CAUTION: This post may contain spoilers.
The Solutions to the black clues
First black rebus:
BLACK IS INSTRUCTIONS (BLACK IS in STRUCT + ions)
Second Black rebus:
NO ROTATION FOR EVERYTHING (the ROTATION is crossed out; 4 everything;)
Third Black rebus:
Fill the top 2 clues of each red box into the blue (crossword) box.
Fourth Black rebus:
The abs of the difference between the bottom clue of the red box
and the orange rebus. The length of the remainder is the number
in the yellow squares, that is 3, 1, 4, 2, 6, 5 in Japanese.

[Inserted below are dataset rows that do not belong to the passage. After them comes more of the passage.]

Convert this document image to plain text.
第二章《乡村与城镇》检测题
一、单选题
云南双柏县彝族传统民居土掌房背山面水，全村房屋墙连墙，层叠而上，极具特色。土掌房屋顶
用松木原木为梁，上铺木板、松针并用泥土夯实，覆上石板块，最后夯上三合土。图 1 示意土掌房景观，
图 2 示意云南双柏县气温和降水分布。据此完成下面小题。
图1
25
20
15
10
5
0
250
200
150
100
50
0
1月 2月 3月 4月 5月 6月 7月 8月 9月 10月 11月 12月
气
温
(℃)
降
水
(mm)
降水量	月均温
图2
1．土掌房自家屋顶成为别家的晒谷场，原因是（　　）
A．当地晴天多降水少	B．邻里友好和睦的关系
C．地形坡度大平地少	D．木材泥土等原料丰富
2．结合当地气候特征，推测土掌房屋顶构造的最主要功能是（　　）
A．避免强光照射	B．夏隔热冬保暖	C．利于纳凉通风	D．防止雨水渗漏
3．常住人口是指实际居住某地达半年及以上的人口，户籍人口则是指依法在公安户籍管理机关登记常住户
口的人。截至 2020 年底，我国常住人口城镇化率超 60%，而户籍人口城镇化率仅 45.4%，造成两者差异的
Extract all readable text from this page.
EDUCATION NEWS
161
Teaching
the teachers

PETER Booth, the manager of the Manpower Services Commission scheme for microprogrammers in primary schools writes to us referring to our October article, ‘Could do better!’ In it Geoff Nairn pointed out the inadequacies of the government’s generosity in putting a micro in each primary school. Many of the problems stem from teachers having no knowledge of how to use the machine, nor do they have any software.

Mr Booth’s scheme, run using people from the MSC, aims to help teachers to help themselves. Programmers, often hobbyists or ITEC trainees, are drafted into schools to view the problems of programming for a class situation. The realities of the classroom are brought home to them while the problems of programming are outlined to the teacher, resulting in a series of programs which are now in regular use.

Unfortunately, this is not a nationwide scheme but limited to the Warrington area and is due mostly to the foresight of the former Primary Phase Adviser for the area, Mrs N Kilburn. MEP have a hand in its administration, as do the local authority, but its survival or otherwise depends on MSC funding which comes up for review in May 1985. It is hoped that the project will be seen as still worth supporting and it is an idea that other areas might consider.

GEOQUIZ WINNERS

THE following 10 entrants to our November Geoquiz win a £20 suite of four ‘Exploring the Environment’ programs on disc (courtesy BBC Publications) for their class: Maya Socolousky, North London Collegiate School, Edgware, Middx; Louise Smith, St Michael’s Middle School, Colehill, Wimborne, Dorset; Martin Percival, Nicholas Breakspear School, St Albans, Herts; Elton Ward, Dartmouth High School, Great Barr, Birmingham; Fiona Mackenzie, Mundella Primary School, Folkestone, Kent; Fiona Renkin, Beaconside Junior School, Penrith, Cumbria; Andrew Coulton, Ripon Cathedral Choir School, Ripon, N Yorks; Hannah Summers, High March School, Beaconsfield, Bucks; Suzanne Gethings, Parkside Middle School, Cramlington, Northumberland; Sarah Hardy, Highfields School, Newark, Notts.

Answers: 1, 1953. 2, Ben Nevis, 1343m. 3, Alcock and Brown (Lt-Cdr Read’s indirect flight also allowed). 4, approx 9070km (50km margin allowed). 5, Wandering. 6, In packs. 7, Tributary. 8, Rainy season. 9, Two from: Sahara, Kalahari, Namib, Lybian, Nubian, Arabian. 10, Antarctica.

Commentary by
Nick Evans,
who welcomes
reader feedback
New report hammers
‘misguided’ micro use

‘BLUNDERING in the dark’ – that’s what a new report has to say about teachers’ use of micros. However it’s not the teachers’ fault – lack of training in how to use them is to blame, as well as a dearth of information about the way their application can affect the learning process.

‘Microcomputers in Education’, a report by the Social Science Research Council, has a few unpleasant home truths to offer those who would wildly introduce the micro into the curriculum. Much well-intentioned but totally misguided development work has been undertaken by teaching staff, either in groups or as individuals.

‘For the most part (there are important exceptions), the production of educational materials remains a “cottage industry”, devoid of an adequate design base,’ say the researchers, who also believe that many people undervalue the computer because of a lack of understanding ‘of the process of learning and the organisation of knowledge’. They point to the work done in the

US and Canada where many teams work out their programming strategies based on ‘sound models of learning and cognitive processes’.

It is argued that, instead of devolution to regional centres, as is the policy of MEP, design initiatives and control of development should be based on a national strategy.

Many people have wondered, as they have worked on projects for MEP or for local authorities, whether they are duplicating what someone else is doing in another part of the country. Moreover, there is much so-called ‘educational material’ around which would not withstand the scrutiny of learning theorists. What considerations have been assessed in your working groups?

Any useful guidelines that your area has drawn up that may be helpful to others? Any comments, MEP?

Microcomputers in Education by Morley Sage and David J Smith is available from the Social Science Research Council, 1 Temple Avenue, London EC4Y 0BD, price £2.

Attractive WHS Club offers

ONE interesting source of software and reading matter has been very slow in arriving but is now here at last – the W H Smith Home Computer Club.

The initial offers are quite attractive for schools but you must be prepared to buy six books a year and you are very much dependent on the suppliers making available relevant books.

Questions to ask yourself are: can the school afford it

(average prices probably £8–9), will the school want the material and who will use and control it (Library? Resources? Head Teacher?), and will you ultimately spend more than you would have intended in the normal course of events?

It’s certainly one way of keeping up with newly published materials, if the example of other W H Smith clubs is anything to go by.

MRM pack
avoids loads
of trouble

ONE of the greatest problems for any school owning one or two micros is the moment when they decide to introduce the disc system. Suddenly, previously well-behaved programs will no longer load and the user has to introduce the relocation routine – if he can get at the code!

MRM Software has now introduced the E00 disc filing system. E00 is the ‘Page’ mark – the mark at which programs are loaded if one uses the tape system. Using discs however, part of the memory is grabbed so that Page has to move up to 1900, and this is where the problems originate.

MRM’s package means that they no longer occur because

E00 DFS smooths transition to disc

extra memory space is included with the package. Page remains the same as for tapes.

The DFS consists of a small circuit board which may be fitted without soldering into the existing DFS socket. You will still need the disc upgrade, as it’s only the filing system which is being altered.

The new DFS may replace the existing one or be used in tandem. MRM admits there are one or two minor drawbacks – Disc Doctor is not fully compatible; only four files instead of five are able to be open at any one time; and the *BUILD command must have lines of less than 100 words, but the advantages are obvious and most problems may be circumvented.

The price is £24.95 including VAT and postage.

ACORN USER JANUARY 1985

The Green, orange, red, and blue boxes are matched each.
Fifth Black rebus:
MA MA U is for The Masyu, the puzzle.
Fold the green boxes into a cube, and solve it as a Masyu puzzle.
That's the lock.
Sixth Black rebus:
The first 5 purple boxes each makes a word to fill in the sixth
grid.
That's the key.
The solution to the red clues:
Castle Bird (1 word, 4 letters):
ROOK (Castle in chess; a kind of bird;)
Almost Celestrial Descendant (1 word, 3 letters):
SON (direct descendant; homophone of SUN, a celestrial;)
During Home (1 word, 2 letters):
IN (not sure yet; During = IN, at home = IN)
The initials of each clue (not the answer) is CAD.
Ingest Bad Tea (1 word, 3 letters):
EAT (ingest; anagram of TEA; "EAT" is the present tense;)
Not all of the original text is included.